As I try to rebuild a life after burnout, in the midst of a pandemic, and while dealing with depression, it sometimes seems like self-care is a full-time job. I swim almost every day, which takes anywhere from 30-45 minutes. On the days I don’t swim, I walk, which takes 45 minutes. I do my morning pages, which can take from a half-hour to an hour, depending on how the words come. I have a deliberate morning routine and evening routine. I monitor my food. I try to keep boundaries up between work and not work, and I try hard to prioritize family time and time away.

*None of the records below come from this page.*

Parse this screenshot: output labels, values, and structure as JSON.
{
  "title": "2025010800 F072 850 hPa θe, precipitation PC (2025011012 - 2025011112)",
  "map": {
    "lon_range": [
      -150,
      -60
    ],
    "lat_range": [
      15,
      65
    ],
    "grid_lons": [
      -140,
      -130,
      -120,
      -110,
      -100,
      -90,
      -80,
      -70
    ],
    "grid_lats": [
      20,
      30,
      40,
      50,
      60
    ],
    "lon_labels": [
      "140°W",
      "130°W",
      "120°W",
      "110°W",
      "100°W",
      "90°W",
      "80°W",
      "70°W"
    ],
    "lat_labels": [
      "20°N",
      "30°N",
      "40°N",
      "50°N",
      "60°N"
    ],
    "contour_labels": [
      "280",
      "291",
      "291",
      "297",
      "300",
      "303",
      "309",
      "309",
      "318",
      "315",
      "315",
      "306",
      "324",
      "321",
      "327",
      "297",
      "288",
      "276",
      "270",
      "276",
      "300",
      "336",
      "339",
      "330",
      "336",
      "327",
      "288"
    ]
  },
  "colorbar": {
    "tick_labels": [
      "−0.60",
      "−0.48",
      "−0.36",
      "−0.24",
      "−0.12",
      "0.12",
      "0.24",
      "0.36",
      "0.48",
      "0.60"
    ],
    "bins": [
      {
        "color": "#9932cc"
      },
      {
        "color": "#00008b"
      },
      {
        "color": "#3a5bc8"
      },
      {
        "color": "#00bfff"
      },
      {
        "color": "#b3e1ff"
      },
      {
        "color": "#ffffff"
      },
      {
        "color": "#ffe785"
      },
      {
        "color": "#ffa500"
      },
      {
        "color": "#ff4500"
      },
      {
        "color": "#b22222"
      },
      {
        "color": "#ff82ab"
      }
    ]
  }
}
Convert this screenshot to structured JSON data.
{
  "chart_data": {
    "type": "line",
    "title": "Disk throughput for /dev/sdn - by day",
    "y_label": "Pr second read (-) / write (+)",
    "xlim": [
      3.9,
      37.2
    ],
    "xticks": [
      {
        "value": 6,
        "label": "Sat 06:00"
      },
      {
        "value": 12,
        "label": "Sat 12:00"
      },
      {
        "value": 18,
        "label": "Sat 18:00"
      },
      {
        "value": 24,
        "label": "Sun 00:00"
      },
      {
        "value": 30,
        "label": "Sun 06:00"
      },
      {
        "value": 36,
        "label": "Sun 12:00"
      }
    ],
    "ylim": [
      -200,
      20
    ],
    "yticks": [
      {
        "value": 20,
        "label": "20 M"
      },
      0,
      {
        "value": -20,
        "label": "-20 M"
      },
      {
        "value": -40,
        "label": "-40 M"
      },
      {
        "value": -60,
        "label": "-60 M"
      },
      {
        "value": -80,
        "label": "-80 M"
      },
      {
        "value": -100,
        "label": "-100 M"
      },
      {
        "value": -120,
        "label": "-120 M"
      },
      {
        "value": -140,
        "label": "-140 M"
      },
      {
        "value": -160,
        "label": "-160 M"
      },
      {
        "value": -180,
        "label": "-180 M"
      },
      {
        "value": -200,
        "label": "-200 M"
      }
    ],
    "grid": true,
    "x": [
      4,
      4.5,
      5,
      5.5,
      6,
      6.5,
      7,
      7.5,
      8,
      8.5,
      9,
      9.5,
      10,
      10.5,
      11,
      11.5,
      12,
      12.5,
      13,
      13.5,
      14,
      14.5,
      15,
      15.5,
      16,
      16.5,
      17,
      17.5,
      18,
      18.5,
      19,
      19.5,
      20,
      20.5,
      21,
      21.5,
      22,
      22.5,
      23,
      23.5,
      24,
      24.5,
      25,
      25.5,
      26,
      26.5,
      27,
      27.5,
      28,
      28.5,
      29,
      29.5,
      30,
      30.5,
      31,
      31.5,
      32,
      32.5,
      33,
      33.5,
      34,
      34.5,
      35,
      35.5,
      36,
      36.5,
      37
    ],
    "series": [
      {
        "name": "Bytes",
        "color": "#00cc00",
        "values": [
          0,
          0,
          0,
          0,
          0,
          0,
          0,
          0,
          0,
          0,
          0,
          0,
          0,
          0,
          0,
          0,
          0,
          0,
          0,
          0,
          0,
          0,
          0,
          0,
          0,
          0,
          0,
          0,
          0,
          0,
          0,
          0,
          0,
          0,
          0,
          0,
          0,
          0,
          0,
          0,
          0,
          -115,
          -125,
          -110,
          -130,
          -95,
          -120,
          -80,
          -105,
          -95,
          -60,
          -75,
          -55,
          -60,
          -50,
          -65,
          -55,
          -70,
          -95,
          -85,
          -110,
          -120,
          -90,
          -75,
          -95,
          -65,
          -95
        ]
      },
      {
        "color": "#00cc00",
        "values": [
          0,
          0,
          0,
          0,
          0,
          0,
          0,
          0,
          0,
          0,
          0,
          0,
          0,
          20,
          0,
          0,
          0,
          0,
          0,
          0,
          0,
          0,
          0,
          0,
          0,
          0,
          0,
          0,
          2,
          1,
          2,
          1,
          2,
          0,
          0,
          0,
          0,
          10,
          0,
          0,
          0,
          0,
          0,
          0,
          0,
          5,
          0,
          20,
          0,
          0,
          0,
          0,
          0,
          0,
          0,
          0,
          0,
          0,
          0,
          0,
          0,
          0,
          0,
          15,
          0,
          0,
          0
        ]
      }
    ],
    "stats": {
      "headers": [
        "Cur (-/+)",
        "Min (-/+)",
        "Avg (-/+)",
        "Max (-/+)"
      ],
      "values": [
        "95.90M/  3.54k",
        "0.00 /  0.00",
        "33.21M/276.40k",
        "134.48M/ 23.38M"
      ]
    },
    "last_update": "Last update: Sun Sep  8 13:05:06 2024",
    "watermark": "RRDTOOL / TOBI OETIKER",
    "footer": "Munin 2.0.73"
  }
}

And it can all feel a little self-indulgent at times. Like I’m at the center of the universe, and so if I reply to a simple, non-urgent request on Friday at 4:50 PM that I will take care of it Monday, despite that it wouldn’t take 20 minutes to do, it can feel a bit like I’m being a jerk. More than once, the person asking me for that favor has made it clear that is how they interpreted it, too.

But that’s ridiculous. If I asked if you wanted to go hiking with me on Monday, and you said you couldn’t because you had to work, I wouldn’t be offended. But that’s because it is socially acceptable to spend ⅓ of your life working on someone else’s projects in exchange for money to pay your bills to maintain your house, and not socially acceptable to say that you have promised your wife that Friday night is just for her in order to maintain your marriage.

But all of the things a human needs cannot be purchased with the money that we trade, if we are lucky, that ⅓ of our life for. We also need community and health and connection and peace of mind and rest – all things that can’t be bought with money, but instead can only be acquired by deliberate practice.

So, if we have normalized eight hours, at a minimum, a day earning the money which only takes care of a portion of our needs, what is a fair amount of time to trade for everything else? If eight hours is a reasonable time to spend getting the money, what is a reasonable amount of time to spend on maintenance? If I spend 15 minutes of my day in a morning routine that gives me clarity and focus, is that a wise investment of my time? If I trade 45 minutes of movement for lower blood pressure and healthy glucose levels, is that worth it? If 30 minutes of winding down mean that the 7 hours of sleep I get is restful and rejuvenating, shouldn’t I do it?

We make those calculations all the time, and we always bid against ourselves. But we never ask those questions about work.

People seldom miss work because they need the money. However, they often miss sleep, as if they didn’t need the rest. They eat crap food, while in a rush, often in their car, as if they didn’t need the nourishment and energy that comes from good food. They keep the eight hours of work as inviolate but willingly give up their date night with their partner, or an hour of sleep, or supper with their kids, because they are “busy”.

Your work provides the income you need to live your life – but it shouldn’t “be” your life. You deserve so much more than that.

“It is not enough to be industrious; so are the ants. What are you industrious about?” Thoreau asked us all those years ago, and today, most of us still don’t have a good answer.